United States v. Lanier
Facts
Lanier, a Tennessee state judge, was convicted under § 242 for willfully depriving five women of liberty without due process by sexually assaulting them in his chambers while acting under color of law. The indictment alleged deprivation of the right not to be deprived of liberty without due process, including the right to be free from willful sexual assault. The trial court instructed the jury that the Fourteenth Amendment's protection of liberty includes bodily integrity and freedom from serious, conscience-shocking physical abuse by a state official, including certain sexually motivated assaults. The Supreme Court considered only whether prior law gave fair warning that such conduct could violate constitutional rights under § 242.
Issue
Does due process require, before criminal liability may be imposed under 18 U.S.C. § 242, that the constitutional right violated have been previously identified by the Supreme Court itself and applied in a case with fundamentally similar facts?

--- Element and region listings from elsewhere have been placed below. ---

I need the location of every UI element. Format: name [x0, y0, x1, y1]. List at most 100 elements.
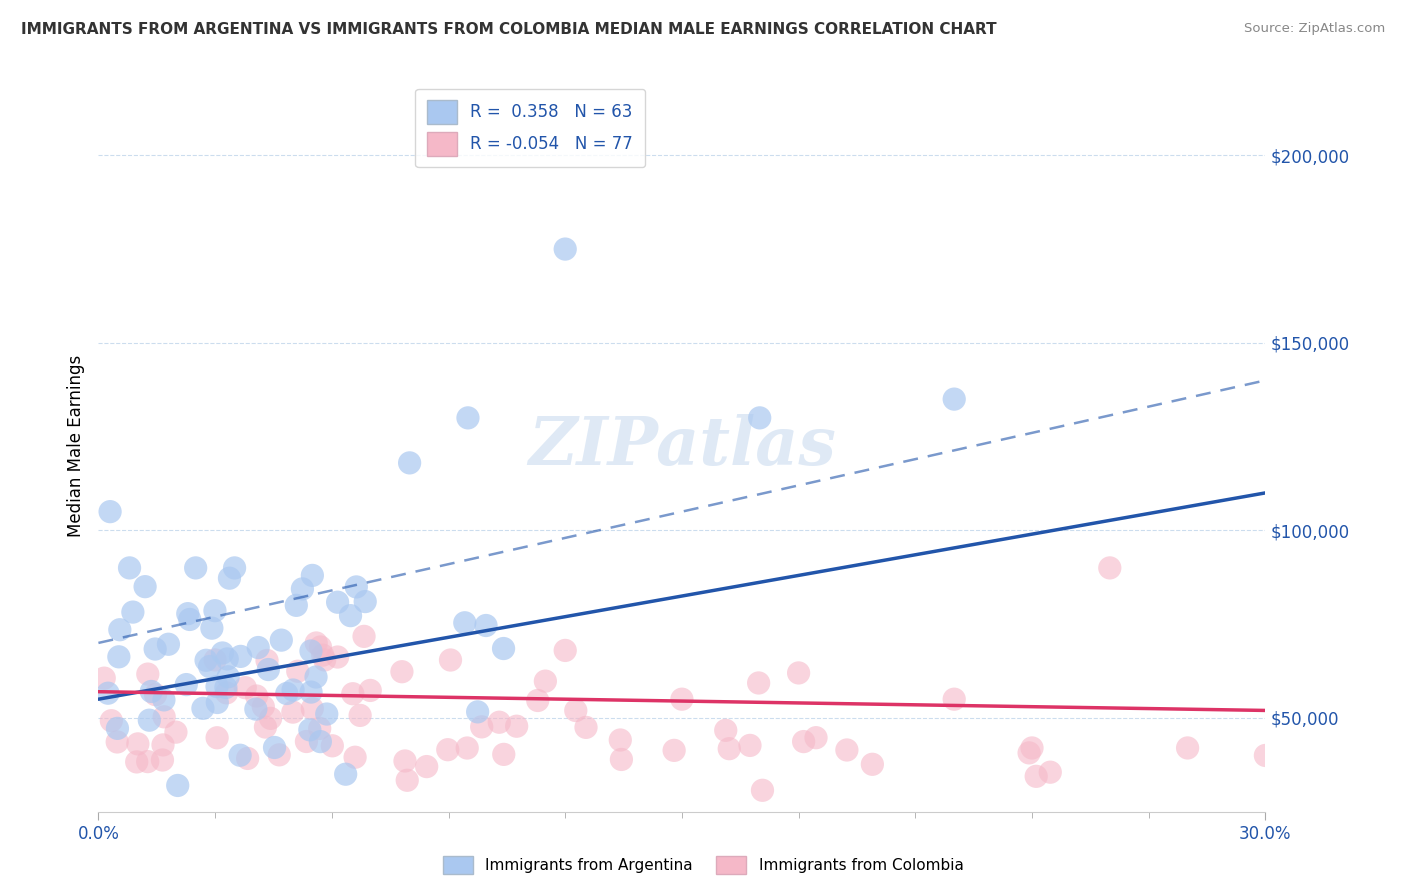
Point: [565, 704, 588, 718]
Point: [198, 659, 221, 673]
Point: [269, 747, 291, 762]
Point: [105, 735, 128, 749]
Point: [396, 773, 419, 788]
Point: [339, 608, 361, 623]
Point: [204, 653, 226, 667]
Point: [281, 705, 304, 719]
Point: [108, 649, 131, 664]
Point: [534, 674, 557, 689]
Point: [326, 595, 349, 609]
Point: [298, 723, 321, 737]
Point: [215, 681, 238, 695]
Point: [335, 767, 357, 781]
Point: [344, 750, 367, 764]
Point: [662, 743, 685, 757]
Point: [174, 677, 197, 691]
Point: [276, 686, 298, 700]
Point: [1025, 769, 1047, 783]
Point: [301, 701, 323, 715]
Point: [1177, 741, 1199, 756]
Text: Source: ZipAtlas.com: Source: ZipAtlas.com: [1244, 22, 1385, 36]
Point: [456, 741, 478, 756]
Point: [793, 734, 815, 748]
Point: [349, 708, 371, 723]
Point: [107, 722, 129, 736]
Point: [252, 699, 274, 714]
Point: [314, 653, 336, 667]
Point: [143, 642, 166, 657]
Point: [475, 618, 498, 632]
Point: [943, 392, 966, 406]
Y-axis label: Median Male Earnings: Median Male Earnings: [66, 355, 84, 537]
Point: [415, 759, 437, 773]
Point: [342, 687, 364, 701]
Point: [247, 640, 270, 655]
Point: [554, 643, 576, 657]
Point: [299, 685, 322, 699]
Point: [471, 720, 494, 734]
Point: [305, 670, 328, 684]
Point: [309, 734, 332, 748]
Point: [1021, 741, 1043, 756]
Point: [671, 692, 693, 706]
Point: [391, 665, 413, 679]
Point: [217, 652, 239, 666]
Point: [394, 754, 416, 768]
Point: [191, 701, 214, 715]
Point: [1098, 561, 1121, 575]
Point: [215, 686, 238, 700]
Point: [236, 751, 259, 765]
Point: [787, 665, 810, 680]
Point: [751, 783, 773, 797]
Point: [118, 561, 141, 575]
Point: [152, 753, 174, 767]
Point: [439, 653, 461, 667]
Point: [488, 715, 510, 730]
Point: [125, 755, 148, 769]
Point: [526, 693, 548, 707]
Point: [748, 410, 770, 425]
Point: [359, 683, 381, 698]
Point: [100, 714, 122, 728]
Point: [218, 571, 240, 585]
Point: [281, 683, 304, 698]
Legend: Immigrants from Argentina, Immigrants from Colombia: Immigrants from Argentina, Immigrants fr…: [436, 850, 970, 880]
Point: [321, 739, 343, 753]
Point: [166, 779, 188, 793]
Point: [205, 680, 228, 694]
Point: [1039, 765, 1062, 780]
Point: [354, 594, 377, 608]
Point: [256, 653, 278, 667]
Point: [204, 604, 226, 618]
Point: [245, 702, 267, 716]
Point: [127, 737, 149, 751]
Point: [943, 692, 966, 706]
Point: [201, 621, 224, 635]
Point: [492, 641, 515, 656]
Point: [184, 561, 207, 575]
Point: [157, 637, 180, 651]
Point: [287, 665, 309, 679]
Point: [136, 755, 159, 769]
Point: [326, 650, 349, 665]
Point: [263, 740, 285, 755]
Point: [229, 748, 252, 763]
Point: [136, 667, 159, 681]
Point: [804, 731, 827, 745]
Point: [165, 725, 187, 739]
Point: [1254, 748, 1277, 763]
Point: [308, 722, 330, 736]
Point: [257, 663, 280, 677]
Point: [718, 741, 741, 756]
Point: [454, 615, 477, 630]
Point: [309, 640, 332, 654]
Point: [177, 607, 200, 621]
Point: [259, 711, 281, 725]
Point: [738, 739, 761, 753]
Point: [153, 693, 176, 707]
Point: [205, 731, 228, 745]
Point: [195, 653, 218, 667]
Point: [1018, 746, 1040, 760]
Point: [299, 644, 322, 658]
Point: [211, 646, 233, 660]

More generally, what level of notice is required for conduct to fall within § 242's criminal prohibition?
Rule
Criminal liability under 18 U.S.C. § 242 may be imposed only if, at the time of the conduct, the statute or prior judicial decisions made it reasonably clear that the defendant's conduct was criminal. A constitutional right need not have been identified only in a prior Supreme Court case, nor must prior precedent involve fundamentally similar facts in every instance; the touchstone is whether, in light of pre-existing law, the unlawfulness under the Constitution was apparent.